After peaking in March, betting volume from the kiosks dropped going into April. This was expected, as the sports betting industry overall slows down after the NCAA tournament and through the end of the summer.
But, while the sportsbooks’ handle dropped 30% from March to April in Ohio, the handle decrease for sports betting kiosks was only 18% in the same time period.
Even more promising for the kiosk market, though revenue dipped slightly, handle increased 10% in May. That suggests that interest in using the kiosks could remain steady through the summer, bucking the overall sports betting slow down trend ahead of the start of the NFL season.
Kiosk market has room to expand in coming months
Despite the leveling off of host locations in recent months, Frizzi-Babb says the Lottery is hopeful that more businesses will be adding kiosks as the year goes on.
“We do anticipate additional locations coming on board as we move forward into the fall,” she says.
Since the launch of the kiosk program, the Ohio Lottery has pre-approved more than 1,600 businesses for Type-C licensing. Pre-approved businesses must be approved by the Ohio Casino Control Commission, which has so far approved more than 1,100, before final approval from the Lottery once the host has partnered with a sports gaming proprietor.

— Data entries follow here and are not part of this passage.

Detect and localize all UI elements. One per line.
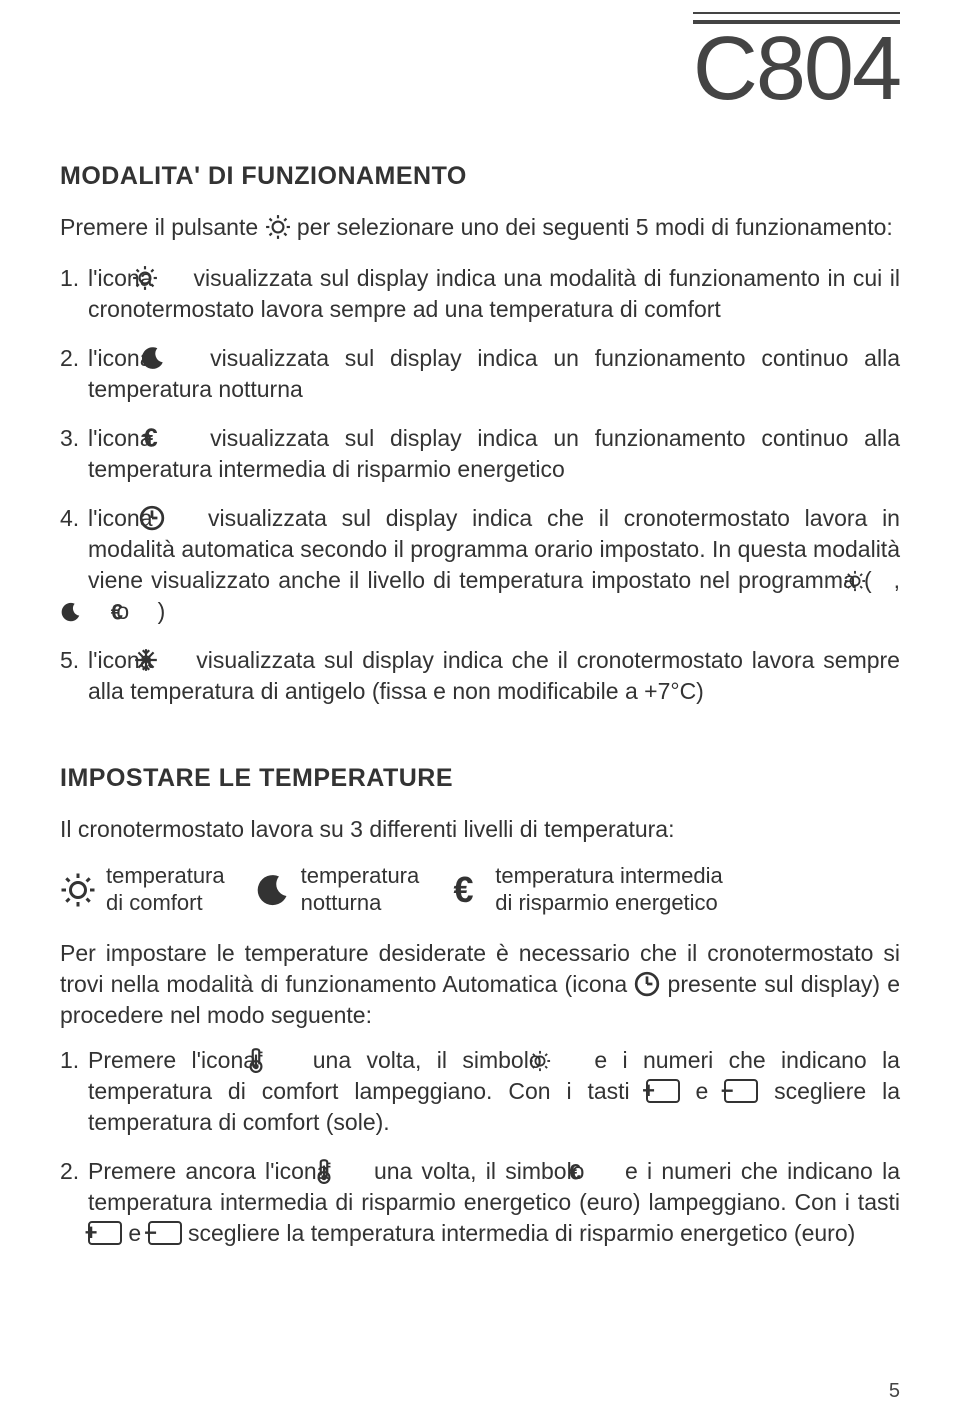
thermometer-icon [271,1047,297,1073]
plus-button[interactable]: + [88,1221,122,1245]
text: visualizzata sul display indica un funzi… [88,425,900,482]
list-item: 4.l'icona visualizzata sul display indic… [60,503,900,627]
steps-list: 1.Premere l'icona una volta, il simbolo … [60,1045,900,1249]
list-item: 1.l'icona visualizzata sul display indic… [60,263,900,325]
list-item: 1.Premere l'icona una volta, il simbolo … [60,1045,900,1138]
list-item: 3.l'icona visualizzata sul display indic… [60,423,900,485]
text: visualizzata sul display indica che il c… [88,647,900,704]
section2-intro: Il cronotermostato lavora su 3 different… [60,814,900,845]
plus-button[interactable]: + [646,1079,680,1103]
list-item: 2.l'icona visualizzata sul display indic… [60,343,900,405]
item-number: 1. [60,263,88,294]
euro-icon [136,600,158,622]
text: Premere ancora l'icona [88,1158,339,1184]
temp-comfort: temperaturadi comfort [60,863,225,916]
list-item: 2.Premere ancora l'icona una volta, il s… [60,1156,900,1249]
section1-intro: Premere il pulsante per selezionare uno … [60,212,900,243]
temp-label: temperaturadi comfort [106,863,225,916]
text: visualizzata sul display indica che il c… [88,505,900,593]
text: una volta, il simbolo [365,1158,594,1184]
snowflake-icon [161,647,187,673]
temp-eco: temperatura intermediadi risparmio energ… [449,863,722,916]
temp-label: temperatura intermediadi risparmio energ… [495,863,722,916]
sun-icon [872,569,894,591]
moon-icon [255,872,291,908]
item-number: 5. [60,645,88,676]
sun-icon [60,872,96,908]
text: visualizzata sul display indica una moda… [88,265,900,322]
euro-icon [168,425,194,451]
mode-list: 1.l'icona visualizzata sul display indic… [60,263,900,708]
minus-button[interactable]: − [724,1079,758,1103]
product-code: C804 [693,20,900,114]
sun-icon [557,1049,579,1071]
section2-para: Per impostare le temperature desiderate … [60,938,900,1031]
text: ) [158,598,166,624]
clock-icon [167,505,193,531]
sun-icon [265,214,291,240]
thermometer-icon [339,1158,365,1184]
item-number: 4. [60,503,88,534]
text: Premere il pulsante [60,214,265,240]
temp-night: temperaturanotturna [255,863,420,916]
text: e [680,1078,725,1104]
minus-button[interactable]: − [148,1221,182,1245]
section1-heading: MODALITA' DI FUNZIONAMENTO [60,160,900,194]
temp-label: temperaturanotturna [301,863,420,916]
text: visualizzata sul display indica un funzi… [88,345,900,402]
text: scegliere la temperatura intermedia di r… [182,1220,856,1246]
item-number: 2. [60,343,88,374]
euro-icon [594,1160,616,1182]
list-item: 5.l'icona visualizzata sul display indic… [60,645,900,707]
item-number: 2. [60,1156,88,1187]
clock-icon [634,971,660,997]
text: , [894,567,900,593]
text: per selezionare uno dei seguenti 5 modi … [291,214,893,240]
sun-icon [160,265,186,291]
item-number: 1. [60,1045,88,1076]
section2-heading: IMPOSTARE LE TEMPERATURE [60,762,900,796]
text: una volta, il simbolo [297,1047,557,1073]
moon-icon [168,345,194,371]
page-number: 5 [889,1378,900,1405]
item-number: 3. [60,423,88,454]
euro-icon [449,872,485,908]
temperature-levels: temperaturadi comfort temperaturanotturn… [60,863,900,916]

One way the number of active hosts could be increased is by expanding the types of businesses that are able to host kiosks. In late April, the Ohio House of Representatives approved a new operating budget for the state that included a clause expanding the types of businesses allowed to host sports betting kiosks to include breweries, distilleries and wineries. Lawmakers in the House and Ohio Senate last week approved the budget, which also increased the state’s sports betting tax rate from 10% to 20%.
Another big expansion could come from two of Ohio’s biggest supermarket chains.
“All eligible Giant Eagle and Kroger locations that have submitted applications have been approved to be C host locations through the Lottery and OCCC,” Frizzi-Babb says. “Each are working with potential proprietor partners to implement their own timelines for a prospective launch.”
Kroger has been approved to host kiosks at 42 of its Ohio locations, while Giant Eagle is approved for 64 licenses. Neither Giant Eagle nor Kroger have announced plans for when kiosks will finally be introduced at their stores.
Kiosk proprietors and regulators working to grow market
Sports betting is still a new industry in Ohio and the state’s kiosk program is up against the steep competition presented by online sportsbooks, which essentially puts sports betting in nearly everyone’s pocket.
The kiosk market in Ohio also faces more regulatory limitations than the sportsbook market. Bettors are only allowed to bet a maximum of $700 each week across all kiosks in the state, so spending is capped for users. And the kiosks only accept certain wagers — spread, over/under, moneyline and limited parlays.
When asked if there were any plans to do things differently in the coming months to attract more business to the sports betting kiosk market, Frizzi-Babb sounds a note of optimism.
“All Type-C proprietors are continuing to work on innovative ways to engage players, expand their offering and market/promote their own solution,” she says. “From the Lottery perspective our focus as the regulator is to ensure that proprietors do so in a manner that complies with all the rules and regulations established for the program.”